The very eagerly-anticipated Toyota Supra was recently showcased at Geneva as the Toyota GR Supra Racing Concept, one that will give rise to a road-going sports car co-developed in a joint project with BMW. The fifth-generation Supra will be ‘very different’ from the upcoming BMW Z4 that the Japanese car is been co-developed with, despite commonalities in areas such as the powerplant.

“Unlike the GT86 co-developed with Subaru, with BMW we first decided on the concept of the car that each company would like to develop separately,” said Supra chief engineer Tetsuya Tada in an interview with Evo at the recent Geneva Motor Show. “Once these concepts were clear we looked into which parts could be common between the two projects – and the number of common parts and elements are much fewer than many may imagine,’ he said.

Even though there will be common components in key areas such as the engine architecture, calibration will be ‘quite different’ between the two cars, according to Tada, and will result in a driving experience very different to that from the Z4, he said.

Where benchmarking is concerned, Tada said his team looked at Porsches, including the 911, while previous Supras were also taken into consideration and fans of the older cars were interviewed for their expectations prior to commencing the project; the common thread was a demand for six-cylinder engine in a front-engine, rear-drive layout, Tada said.

There is some conflicting news on the matter of the transmission, as Tada had earlier indicated that a manual isn’t on the cards as the firm thinks Supra fans don’t see it as “a huge requirement,” though this interview with Evo reveals that details pertaining to this are still in the discussion stage, rather than having been outright dismissed.

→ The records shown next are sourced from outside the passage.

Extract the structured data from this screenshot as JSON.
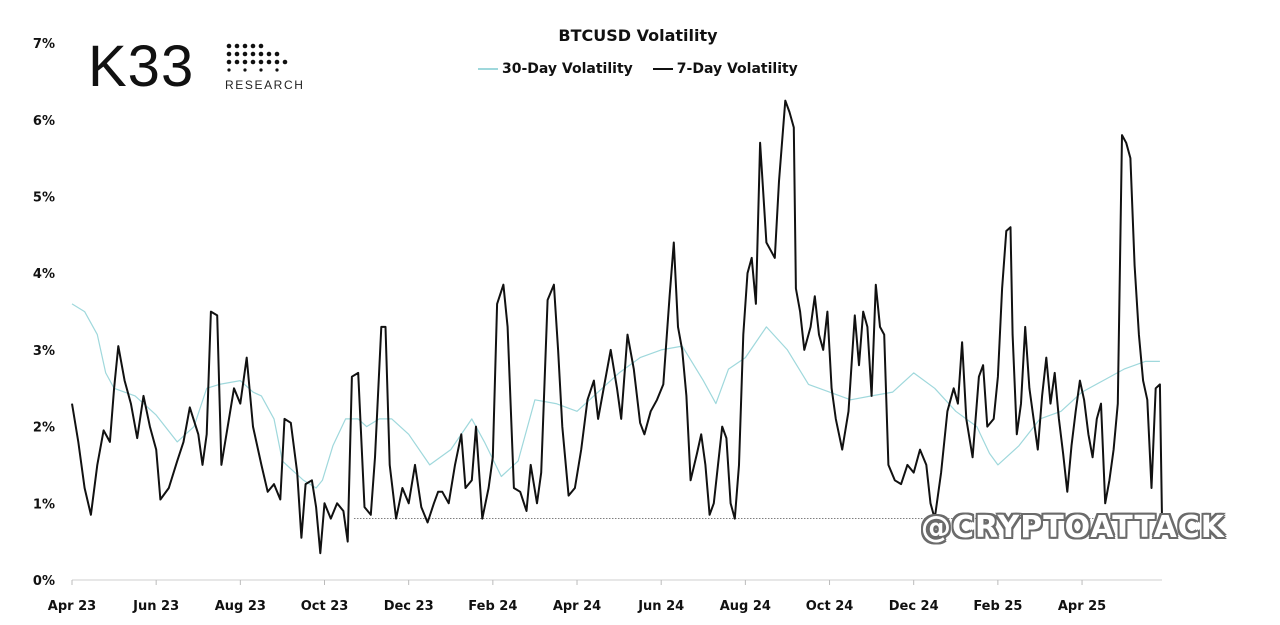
{
  "brand": {
    "logo_text": "K33",
    "logo_subtext": "RESEARCH"
  },
  "watermark": "@CRYPTOATTACK",
  "chart_data": {
    "type": "line",
    "title": "BTCUSD Volatility",
    "xlabel": "",
    "ylabel": "",
    "ylim": [
      0,
      7
    ],
    "y_ticks": [
      "0%",
      "1%",
      "2%",
      "3%",
      "4%",
      "5%",
      "6%",
      "7%"
    ],
    "x_ticks": [
      "Apr 23",
      "Jun 23",
      "Aug 23",
      "Oct 23",
      "Dec 23",
      "Feb 24",
      "Apr 24",
      "Jun 24",
      "Aug 24",
      "Oct 24",
      "Dec 24",
      "Feb 25",
      "Apr 25"
    ],
    "x_unit": "months since Apr 2023",
    "grid": false,
    "legend_position": "top-center",
    "reference_line": {
      "value": 0.8,
      "from_x": 6.7,
      "to_x": 25.85,
      "style": "dotted"
    },
    "series": [
      {
        "name": "30-Day Volatility",
        "color": "#9fd8dc",
        "points": [
          [
            0,
            3.6
          ],
          [
            0.3,
            3.5
          ],
          [
            0.6,
            3.2
          ],
          [
            0.8,
            2.7
          ],
          [
            1.0,
            2.5
          ],
          [
            1.5,
            2.4
          ],
          [
            2.0,
            2.15
          ],
          [
            2.5,
            1.8
          ],
          [
            2.9,
            2.0
          ],
          [
            3.2,
            2.5
          ],
          [
            3.5,
            2.55
          ],
          [
            4.0,
            2.6
          ],
          [
            4.3,
            2.45
          ],
          [
            4.5,
            2.4
          ],
          [
            4.8,
            2.1
          ],
          [
            5.0,
            1.55
          ],
          [
            5.2,
            1.45
          ],
          [
            5.5,
            1.3
          ],
          [
            5.8,
            1.2
          ],
          [
            5.95,
            1.3
          ],
          [
            6.2,
            1.75
          ],
          [
            6.5,
            2.1
          ],
          [
            6.8,
            2.1
          ],
          [
            7.0,
            2.0
          ],
          [
            7.3,
            2.1
          ],
          [
            7.6,
            2.1
          ],
          [
            8.0,
            1.9
          ],
          [
            8.5,
            1.5
          ],
          [
            9.0,
            1.7
          ],
          [
            9.5,
            2.1
          ],
          [
            9.8,
            1.8
          ],
          [
            10.2,
            1.35
          ],
          [
            10.6,
            1.55
          ],
          [
            11.0,
            2.35
          ],
          [
            11.5,
            2.3
          ],
          [
            12.0,
            2.2
          ],
          [
            12.5,
            2.45
          ],
          [
            13.0,
            2.7
          ],
          [
            13.5,
            2.9
          ],
          [
            14.0,
            3.0
          ],
          [
            14.5,
            3.05
          ],
          [
            15.0,
            2.6
          ],
          [
            15.3,
            2.3
          ],
          [
            15.6,
            2.75
          ],
          [
            16.0,
            2.9
          ],
          [
            16.5,
            3.3
          ],
          [
            17.0,
            3.0
          ],
          [
            17.5,
            2.55
          ],
          [
            18.0,
            2.45
          ],
          [
            18.5,
            2.35
          ],
          [
            19.0,
            2.4
          ],
          [
            19.5,
            2.45
          ],
          [
            20.0,
            2.7
          ],
          [
            20.5,
            2.5
          ],
          [
            21.0,
            2.2
          ],
          [
            21.5,
            2.0
          ],
          [
            21.8,
            1.65
          ],
          [
            22.0,
            1.5
          ],
          [
            22.5,
            1.75
          ],
          [
            23.0,
            2.1
          ],
          [
            23.5,
            2.2
          ],
          [
            24.0,
            2.45
          ],
          [
            24.5,
            2.6
          ],
          [
            25.0,
            2.75
          ],
          [
            25.5,
            2.85
          ],
          [
            25.85,
            2.85
          ]
        ]
      },
      {
        "name": "7-Day Volatility",
        "color": "#111111",
        "points": [
          [
            0,
            2.3
          ],
          [
            0.15,
            1.8
          ],
          [
            0.3,
            1.2
          ],
          [
            0.45,
            0.85
          ],
          [
            0.6,
            1.5
          ],
          [
            0.75,
            1.95
          ],
          [
            0.9,
            1.8
          ],
          [
            1.0,
            2.5
          ],
          [
            1.1,
            3.05
          ],
          [
            1.25,
            2.6
          ],
          [
            1.4,
            2.3
          ],
          [
            1.55,
            1.85
          ],
          [
            1.7,
            2.4
          ],
          [
            1.85,
            2.0
          ],
          [
            2.0,
            1.7
          ],
          [
            2.1,
            1.05
          ],
          [
            2.3,
            1.2
          ],
          [
            2.5,
            1.55
          ],
          [
            2.65,
            1.8
          ],
          [
            2.8,
            2.25
          ],
          [
            3.0,
            1.9
          ],
          [
            3.1,
            1.5
          ],
          [
            3.2,
            1.9
          ],
          [
            3.3,
            3.5
          ],
          [
            3.45,
            3.45
          ],
          [
            3.55,
            1.5
          ],
          [
            3.7,
            2.0
          ],
          [
            3.85,
            2.5
          ],
          [
            4.0,
            2.3
          ],
          [
            4.15,
            2.9
          ],
          [
            4.3,
            2.0
          ],
          [
            4.5,
            1.5
          ],
          [
            4.65,
            1.15
          ],
          [
            4.8,
            1.25
          ],
          [
            4.95,
            1.05
          ],
          [
            5.05,
            2.1
          ],
          [
            5.2,
            2.05
          ],
          [
            5.35,
            1.4
          ],
          [
            5.45,
            0.55
          ],
          [
            5.55,
            1.25
          ],
          [
            5.7,
            1.3
          ],
          [
            5.8,
            0.95
          ],
          [
            5.9,
            0.35
          ],
          [
            6.0,
            1.0
          ],
          [
            6.15,
            0.8
          ],
          [
            6.3,
            1.0
          ],
          [
            6.45,
            0.9
          ],
          [
            6.55,
            0.5
          ],
          [
            6.65,
            2.65
          ],
          [
            6.8,
            2.7
          ],
          [
            6.95,
            0.95
          ],
          [
            7.1,
            0.85
          ],
          [
            7.2,
            1.6
          ],
          [
            7.35,
            3.3
          ],
          [
            7.45,
            3.3
          ],
          [
            7.55,
            1.5
          ],
          [
            7.7,
            0.8
          ],
          [
            7.85,
            1.2
          ],
          [
            8.0,
            1.0
          ],
          [
            8.15,
            1.5
          ],
          [
            8.3,
            0.95
          ],
          [
            8.45,
            0.75
          ],
          [
            8.6,
            1.0
          ],
          [
            8.7,
            1.15
          ],
          [
            8.8,
            1.15
          ],
          [
            8.95,
            1.0
          ],
          [
            9.1,
            1.5
          ],
          [
            9.25,
            1.9
          ],
          [
            9.35,
            1.2
          ],
          [
            9.5,
            1.3
          ],
          [
            9.6,
            2.0
          ],
          [
            9.75,
            0.8
          ],
          [
            9.9,
            1.2
          ],
          [
            10.0,
            1.6
          ],
          [
            10.1,
            3.6
          ],
          [
            10.25,
            3.85
          ],
          [
            10.35,
            3.3
          ],
          [
            10.5,
            1.2
          ],
          [
            10.65,
            1.15
          ],
          [
            10.8,
            0.9
          ],
          [
            10.9,
            1.5
          ],
          [
            11.05,
            1.0
          ],
          [
            11.15,
            1.4
          ],
          [
            11.3,
            3.65
          ],
          [
            11.45,
            3.85
          ],
          [
            11.55,
            3.0
          ],
          [
            11.65,
            2.0
          ],
          [
            11.8,
            1.1
          ],
          [
            11.95,
            1.2
          ],
          [
            12.1,
            1.7
          ],
          [
            12.25,
            2.35
          ],
          [
            12.4,
            2.6
          ],
          [
            12.5,
            2.1
          ],
          [
            12.65,
            2.55
          ],
          [
            12.8,
            3.0
          ],
          [
            12.95,
            2.5
          ],
          [
            13.05,
            2.1
          ],
          [
            13.2,
            3.2
          ],
          [
            13.35,
            2.75
          ],
          [
            13.5,
            2.05
          ],
          [
            13.6,
            1.9
          ],
          [
            13.75,
            2.2
          ],
          [
            13.9,
            2.35
          ],
          [
            14.05,
            2.55
          ],
          [
            14.2,
            3.7
          ],
          [
            14.3,
            4.4
          ],
          [
            14.4,
            3.3
          ],
          [
            14.5,
            3.0
          ],
          [
            14.6,
            2.4
          ],
          [
            14.7,
            1.3
          ],
          [
            14.85,
            1.65
          ],
          [
            14.95,
            1.9
          ],
          [
            15.05,
            1.5
          ],
          [
            15.15,
            0.85
          ],
          [
            15.25,
            1.0
          ],
          [
            15.35,
            1.5
          ],
          [
            15.45,
            2.0
          ],
          [
            15.55,
            1.85
          ],
          [
            15.65,
            1.0
          ],
          [
            15.75,
            0.8
          ],
          [
            15.85,
            1.5
          ],
          [
            15.95,
            3.2
          ],
          [
            16.05,
            4.0
          ],
          [
            16.15,
            4.2
          ],
          [
            16.25,
            3.6
          ],
          [
            16.35,
            5.7
          ],
          [
            16.5,
            4.4
          ],
          [
            16.6,
            4.3
          ],
          [
            16.7,
            4.2
          ],
          [
            16.8,
            5.2
          ],
          [
            16.95,
            6.25
          ],
          [
            17.05,
            6.1
          ],
          [
            17.15,
            5.9
          ],
          [
            17.2,
            3.8
          ],
          [
            17.3,
            3.5
          ],
          [
            17.4,
            3.0
          ],
          [
            17.55,
            3.3
          ],
          [
            17.65,
            3.7
          ],
          [
            17.75,
            3.2
          ],
          [
            17.85,
            3.0
          ],
          [
            17.95,
            3.5
          ],
          [
            18.05,
            2.5
          ],
          [
            18.15,
            2.1
          ],
          [
            18.3,
            1.7
          ],
          [
            18.45,
            2.2
          ],
          [
            18.6,
            3.45
          ],
          [
            18.7,
            2.8
          ],
          [
            18.8,
            3.5
          ],
          [
            18.9,
            3.3
          ],
          [
            19.0,
            2.4
          ],
          [
            19.1,
            3.85
          ],
          [
            19.2,
            3.3
          ],
          [
            19.3,
            3.2
          ],
          [
            19.4,
            1.5
          ],
          [
            19.55,
            1.3
          ],
          [
            19.7,
            1.25
          ],
          [
            19.85,
            1.5
          ],
          [
            20.0,
            1.4
          ],
          [
            20.15,
            1.7
          ],
          [
            20.3,
            1.5
          ],
          [
            20.4,
            1.0
          ],
          [
            20.5,
            0.8
          ],
          [
            20.65,
            1.4
          ],
          [
            20.8,
            2.2
          ],
          [
            20.95,
            2.5
          ],
          [
            21.05,
            2.3
          ],
          [
            21.15,
            3.1
          ],
          [
            21.25,
            2.1
          ],
          [
            21.4,
            1.6
          ],
          [
            21.55,
            2.65
          ],
          [
            21.65,
            2.8
          ],
          [
            21.75,
            2.0
          ],
          [
            21.9,
            2.1
          ],
          [
            22.0,
            2.65
          ],
          [
            22.1,
            3.8
          ],
          [
            22.2,
            4.55
          ],
          [
            22.3,
            4.6
          ],
          [
            22.35,
            3.2
          ],
          [
            22.45,
            1.9
          ],
          [
            22.55,
            2.3
          ],
          [
            22.65,
            3.3
          ],
          [
            22.75,
            2.5
          ],
          [
            22.85,
            2.1
          ],
          [
            22.95,
            1.7
          ],
          [
            23.05,
            2.4
          ],
          [
            23.15,
            2.9
          ],
          [
            23.25,
            2.3
          ],
          [
            23.35,
            2.7
          ],
          [
            23.45,
            2.1
          ],
          [
            23.55,
            1.65
          ],
          [
            23.65,
            1.15
          ],
          [
            23.75,
            1.75
          ],
          [
            23.85,
            2.2
          ],
          [
            23.95,
            2.6
          ],
          [
            24.05,
            2.35
          ],
          [
            24.15,
            1.9
          ],
          [
            24.25,
            1.6
          ],
          [
            24.35,
            2.1
          ],
          [
            24.45,
            2.3
          ],
          [
            24.55,
            1.0
          ],
          [
            24.65,
            1.3
          ],
          [
            24.75,
            1.7
          ],
          [
            24.85,
            2.3
          ],
          [
            24.95,
            5.8
          ],
          [
            25.05,
            5.7
          ],
          [
            25.15,
            5.5
          ],
          [
            25.25,
            4.1
          ],
          [
            25.35,
            3.2
          ],
          [
            25.45,
            2.6
          ],
          [
            25.55,
            2.35
          ],
          [
            25.65,
            1.2
          ],
          [
            25.75,
            2.5
          ],
          [
            25.85,
            2.55
          ],
          [
            25.9,
            0.8
          ]
        ]
      }
    ]
  }
}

Hybridity is a possibility too, though that speaks more for Toyota’s future sports cars as a whole rather than the Supra in particular.

Certain parallels with the development of the 86 are evident, too, as the company would like for customers to lay their own touch on the sports car. “Just as with the 86, we have the same message with the new car – we’d really like people to tune the car themselves,” Tada said.

“It’s difficult to define what is a brand or maker-approved modification. It was a concern we had with the GT86, but once it was launched on the market we learned that users on the market have quite high standards and respect the car, so the aftermarket developed on its own,” the chief engineer noted.

“I hope the same will happen with the Supra. With the GT86 we didn’t have to interfere too much into the market and what the users were doing – so as a brand we’re not likely to interfere with the market too much either,” he said.